Elle pense en apercevoir le début lorsqu’un sculpteur lui demande de poser nue pour une statue grandeur nature, qui sera exposée dans un musée. Malheureusement, le jour de son inauguration, Gloria découvre un type aux allures lubriques en train de peloter ladite statue. Gloria, sous le choc, ne parvient à trouver du soutien ni auprès de sa mère ni de sa petite amie. Et un événement tragique va la conduire à se réfugier dans un monde intérieur pas plus accueillant.
Le jeu de la dame
Decarnation s’articulant particulièrement autour de son scénario, il me paraît de bon ton de ne pas en dire plus sur son déroulement. Si le monde extérieur de Gloria va peu à peu s’étioler, l’intérieur va se développer. L’équipe de Atelier QDB, use de mises en scène habiles pour le montrer. Par exemple, contrairement aux scènes illustrant l’oppression, écrasante, qui n’occupent qu’un carré au centre de l’écran, lorsque nous sommes dans une phase d’épanouissement (potentiel) l’image s’étale et donne un sentiment d’ouverture. L’horreur des tentacules aux yeux globuleux et autres créatures effrayantes des démons intérieurs ne représente alors pas toujours l’angoisse. Ces passages vont surtout être l’occasion de séquences de gameplay différentes, entre explorations, rythme, infiltration résolution d’énigmes, pour permettre à Gloria d’en apprendre plus sur elle-même, de renaître et aborder les difficultés réelles sous un autre angle.

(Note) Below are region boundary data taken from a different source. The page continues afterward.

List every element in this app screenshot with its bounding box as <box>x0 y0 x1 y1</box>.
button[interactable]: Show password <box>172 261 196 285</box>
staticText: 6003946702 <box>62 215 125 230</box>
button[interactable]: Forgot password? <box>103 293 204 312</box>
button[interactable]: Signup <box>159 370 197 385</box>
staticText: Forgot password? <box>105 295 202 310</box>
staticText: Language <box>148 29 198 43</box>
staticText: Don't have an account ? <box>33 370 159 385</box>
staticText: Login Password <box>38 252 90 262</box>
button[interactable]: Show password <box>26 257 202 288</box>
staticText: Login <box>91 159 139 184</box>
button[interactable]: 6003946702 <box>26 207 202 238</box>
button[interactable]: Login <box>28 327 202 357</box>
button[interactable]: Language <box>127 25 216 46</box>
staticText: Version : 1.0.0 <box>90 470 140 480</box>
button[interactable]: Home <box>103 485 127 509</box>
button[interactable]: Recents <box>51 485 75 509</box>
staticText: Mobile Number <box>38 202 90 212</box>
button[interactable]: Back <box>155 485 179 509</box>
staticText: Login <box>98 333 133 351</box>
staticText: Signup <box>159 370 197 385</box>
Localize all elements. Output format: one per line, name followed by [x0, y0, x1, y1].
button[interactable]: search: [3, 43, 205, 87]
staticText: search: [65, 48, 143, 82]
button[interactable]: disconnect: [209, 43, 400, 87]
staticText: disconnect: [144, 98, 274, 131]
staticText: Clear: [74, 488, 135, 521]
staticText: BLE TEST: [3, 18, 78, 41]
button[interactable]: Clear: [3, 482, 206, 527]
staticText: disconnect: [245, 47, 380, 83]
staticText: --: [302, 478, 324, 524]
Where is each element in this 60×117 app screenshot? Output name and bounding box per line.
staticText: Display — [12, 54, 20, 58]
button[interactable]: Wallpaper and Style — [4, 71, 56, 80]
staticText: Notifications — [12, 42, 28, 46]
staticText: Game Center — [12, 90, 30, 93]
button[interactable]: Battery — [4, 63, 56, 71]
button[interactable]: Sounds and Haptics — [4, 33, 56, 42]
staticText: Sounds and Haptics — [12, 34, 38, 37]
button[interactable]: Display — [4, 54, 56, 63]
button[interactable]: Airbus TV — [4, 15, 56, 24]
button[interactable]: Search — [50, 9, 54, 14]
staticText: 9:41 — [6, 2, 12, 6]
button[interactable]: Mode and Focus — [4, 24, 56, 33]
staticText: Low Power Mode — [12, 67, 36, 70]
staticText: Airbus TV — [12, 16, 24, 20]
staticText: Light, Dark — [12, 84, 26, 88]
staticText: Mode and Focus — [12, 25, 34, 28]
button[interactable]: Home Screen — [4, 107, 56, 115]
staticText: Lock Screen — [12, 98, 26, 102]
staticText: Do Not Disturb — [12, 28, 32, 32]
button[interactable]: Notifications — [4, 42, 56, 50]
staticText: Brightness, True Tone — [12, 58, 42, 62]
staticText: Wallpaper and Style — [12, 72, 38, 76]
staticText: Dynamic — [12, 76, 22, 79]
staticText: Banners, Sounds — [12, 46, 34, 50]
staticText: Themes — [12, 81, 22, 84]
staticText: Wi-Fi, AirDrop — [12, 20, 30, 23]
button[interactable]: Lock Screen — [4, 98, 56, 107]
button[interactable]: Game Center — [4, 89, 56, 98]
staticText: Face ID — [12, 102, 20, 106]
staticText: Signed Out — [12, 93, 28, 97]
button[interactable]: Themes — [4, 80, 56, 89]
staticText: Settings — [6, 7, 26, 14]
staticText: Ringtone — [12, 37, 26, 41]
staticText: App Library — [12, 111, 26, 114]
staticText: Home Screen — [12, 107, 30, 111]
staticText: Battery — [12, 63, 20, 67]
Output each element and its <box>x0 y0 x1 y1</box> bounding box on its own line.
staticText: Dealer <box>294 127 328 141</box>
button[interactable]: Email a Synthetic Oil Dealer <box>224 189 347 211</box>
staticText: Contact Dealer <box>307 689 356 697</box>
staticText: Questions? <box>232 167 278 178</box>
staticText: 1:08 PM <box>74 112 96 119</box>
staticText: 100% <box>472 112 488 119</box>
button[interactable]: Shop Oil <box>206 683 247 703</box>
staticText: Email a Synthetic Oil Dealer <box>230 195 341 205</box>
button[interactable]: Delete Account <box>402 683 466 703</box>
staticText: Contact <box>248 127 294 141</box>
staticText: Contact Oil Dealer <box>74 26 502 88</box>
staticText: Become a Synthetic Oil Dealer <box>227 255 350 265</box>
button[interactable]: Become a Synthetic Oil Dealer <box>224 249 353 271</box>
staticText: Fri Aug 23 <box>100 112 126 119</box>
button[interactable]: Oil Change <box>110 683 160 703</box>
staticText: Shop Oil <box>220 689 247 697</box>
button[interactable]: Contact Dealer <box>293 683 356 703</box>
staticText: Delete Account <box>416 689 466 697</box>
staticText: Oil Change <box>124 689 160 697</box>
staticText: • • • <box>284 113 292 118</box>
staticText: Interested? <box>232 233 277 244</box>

Ces séquences de gameplay fonctionnent très bien et explicitent les tourments de Gloria, mais souffrent d’une certaine répétitivité. J’aurais apprécié un peu plus de lâcher-prise dans la manière de mettre en scène cette introspection brutale que n’aurait pas reniée Joseph Campbell pour son monomythe. Mais c’est surtout le propos de Decarnation qui m’a plu. Parfaitement dans l’actualité, on pourrait lui reprocher de manquer de subtilité dans son déroulé argumentaire, pourtant j’ai trouvé que la quête de Gloria est convaincante pour parler féminisme, affirmation de soi et résilience.
L’illusion du Phenix
Ainsi, Gloria peine à exprimer ses besoins, se sent incomprise par sa mère, sa petite amie, son patron et les hommes que nous rencontrons dans son entourage. Sa carrière dans la performance de cabaret semble aussi prometteuse en termes de longévité que celle d’un e-sportif. De plus, son enfance se découvre percluse de traumas non résolus. En 2024, elle aurait sans aucun doute été consulter un ou une psy/gourou/coach de vie (biffez les mentions inutiles), mais en 1990 les réseaux sociaux n’ont pas encore pu promouvoir la santé mentale.
Au travers de cette exploration intérieure, on accompagne une Gloria totalement désemparée et perdue, avant de la voir reprendre le dessus sur certains de ses traumas. Là où il aurait été facile de verser dans l’écriture naïve, j’ai trouvé que Decarnation abordait les choses subtilement et laisse libre cours à différentes interprétations. C’est une bonne manière d’expliquer (et de vivre?) ce qu’est le concept de résilience, en passant par plusieurs étapes (épreuves), permettant la découverte de soi-même, y compris au travers de retours en arrière parfois violents. Les « pouvoirs » que débloque Gloria représentent alors ces éléments enfouis dans son inconscient qui se révèlent dans une conscientisation spectaculaire.
Attention au retour de femme
Dans un délire qui me fait penser à Lovecraft, à Mulholland Drive ou encore à Little Nightmares, Decarnation m’a entraîné dans un parcours initiatique captivant. J’aurais aimé plus de gameplay différents, mais son propos vaut le coup de ses six actes et la quinzaine d’heures affichée sur mon compteur Steam. La phrase « prendre soin de l’enfant en soi » est incarnée de manière bien plus éloquente (et pertinente) que n’importe quel poste bienveillant sur les réseaux sociaux. Ne serait-ce que pour sa volonté d’explorer des thématiques nouvelles et matures pour un jeu vidéo, je vous recommande volontiers de vous y frotter. Non, pas comme le type dans le musée, un peu de décence voyons, on est en 2024.
Note: 7 décompensations psychotiques sur 10
Testé sur PC. Également disponible sur Switch.